The moon's phase isn't easy to calculate accurately. Fortunately, the 4 main phases (new moon, first quarter, full moon, last quarter) are a bit more stable than the intermediate phases. Good main phase algorithms use a dozen or so sine calculations for the new or full moon, and a similar number for the first or last quarter. Those two algorithms you linked use very simple approximations so their results are rather crude.

The period of the moon's phase cycle (the synodic month) is stable over the long term, but it drifts considerably over the short term.

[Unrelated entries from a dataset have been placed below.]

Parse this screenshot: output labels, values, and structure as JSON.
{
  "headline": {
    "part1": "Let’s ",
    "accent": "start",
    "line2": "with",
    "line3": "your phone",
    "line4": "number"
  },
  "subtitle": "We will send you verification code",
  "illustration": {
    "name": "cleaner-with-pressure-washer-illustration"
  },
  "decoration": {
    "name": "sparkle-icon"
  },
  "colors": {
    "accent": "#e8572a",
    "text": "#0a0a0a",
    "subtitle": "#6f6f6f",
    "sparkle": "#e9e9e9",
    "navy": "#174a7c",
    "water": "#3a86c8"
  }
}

So algorithms like those in your links are usable over a rather long time span, and they can be useful first approximations to feed to better algorithms, but by themselves they only yield precision results by accident. ;)

The guru of astronomical calculations for bodies in the solar system is Jean Meeus, so if you want quality algorithms make sure they reference Meuss. :)

For seriously accurate ephemerides, especially if you need to cover a wide time span, consider using the work of JPL. You can access their ephemerides at the Horizons Web page; a telnet and an email-based interface are also provided.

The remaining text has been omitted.